On Tuesday, the S&P 500 rose 2.1 percent for its biggest gain since March, ending at 4,686.75. The Nasdaq climbed 3 percent to 15,686.92 and the Dow Jones Industrials rose 1.4 percent to 35,719.43.

Smaller company stocks did better than the broader market in a sign that investors are confident about economic growth. The Russell 2000 gained 2.3 percent to 2,253.79.

The rebound this week comes after the market posted two losing weeks in a row, weighed down by concerns over the spread of the omicron variant of COVID-19, mixed data on the job market, and worries about inflation.
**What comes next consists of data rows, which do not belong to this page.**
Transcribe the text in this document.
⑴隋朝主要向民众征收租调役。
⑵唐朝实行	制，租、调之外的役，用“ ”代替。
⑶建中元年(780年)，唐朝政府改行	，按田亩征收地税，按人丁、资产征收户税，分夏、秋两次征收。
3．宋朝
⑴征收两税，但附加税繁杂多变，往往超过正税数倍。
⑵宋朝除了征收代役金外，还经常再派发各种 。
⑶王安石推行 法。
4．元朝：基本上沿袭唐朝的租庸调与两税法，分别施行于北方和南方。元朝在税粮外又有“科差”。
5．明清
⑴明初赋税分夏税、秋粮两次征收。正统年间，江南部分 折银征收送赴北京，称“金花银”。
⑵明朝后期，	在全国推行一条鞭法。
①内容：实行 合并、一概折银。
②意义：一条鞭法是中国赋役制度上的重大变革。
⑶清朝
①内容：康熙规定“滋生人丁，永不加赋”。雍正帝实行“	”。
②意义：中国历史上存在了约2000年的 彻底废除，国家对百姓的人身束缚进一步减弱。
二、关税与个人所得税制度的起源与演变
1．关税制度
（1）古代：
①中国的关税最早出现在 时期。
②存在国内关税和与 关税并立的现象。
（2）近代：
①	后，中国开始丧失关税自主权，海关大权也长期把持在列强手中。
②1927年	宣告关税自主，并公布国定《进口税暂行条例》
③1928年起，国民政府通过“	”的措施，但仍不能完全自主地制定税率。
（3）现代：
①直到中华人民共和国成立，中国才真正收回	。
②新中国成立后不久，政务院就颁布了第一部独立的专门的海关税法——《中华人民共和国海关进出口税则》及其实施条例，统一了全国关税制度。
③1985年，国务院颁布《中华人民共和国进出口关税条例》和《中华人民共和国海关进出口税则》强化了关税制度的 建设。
Comments Monday from Dr. Anthony Fauci, the White House’s chief medical adviser, who said early indications suggest the omicron variant of coronavirus may be less dangerous than the delta variant have encouraged investors.

It will take a few more weeks to learn whether omicron is more contagious, causes more severe illness, or evades immunity.

“Looking at the price action, it seems that investors initially overreacted to the omicron news because they didn’t have all the details,” Naeem Aslam of said in a commentary.

Oil prices were steady on Wednesday, a day after the price of U.S. crude oil jumped 3.7 percent to $72.05 per barrel. U.S. benchmark crude gained 17 cents to $72.22 per barrel. Brent crude, the standard for pricing international oils, added 19 cents to $75.63 per barrel.

The yield on the 10-year Treasury slipped to 1.46 percent from 1.48 percent late Tuesday. It fell to 1.34 percent on Friday as anxious investors sold stocks and piled into bonds.

Beyond any lingering uncertainty over omicron, Wall Street is looking ahead to next week, when the Federal Reserve is scheduled to hold a two-day meeting of policymakers that could offer an update on the central bank’s plans to tackle inflation. The Fed has said it plans to speed up the pace at which it trims its bond purchases, which have helped keep interest rates low. That has raised concerns that the Fed will raise its benchmark interest rates next year sooner than expected.

In currency trading, the U.S. dollar weakened to 113.53 Japanese yen from 113.59 yen. The euro rose to $1.1287 from $1.1270.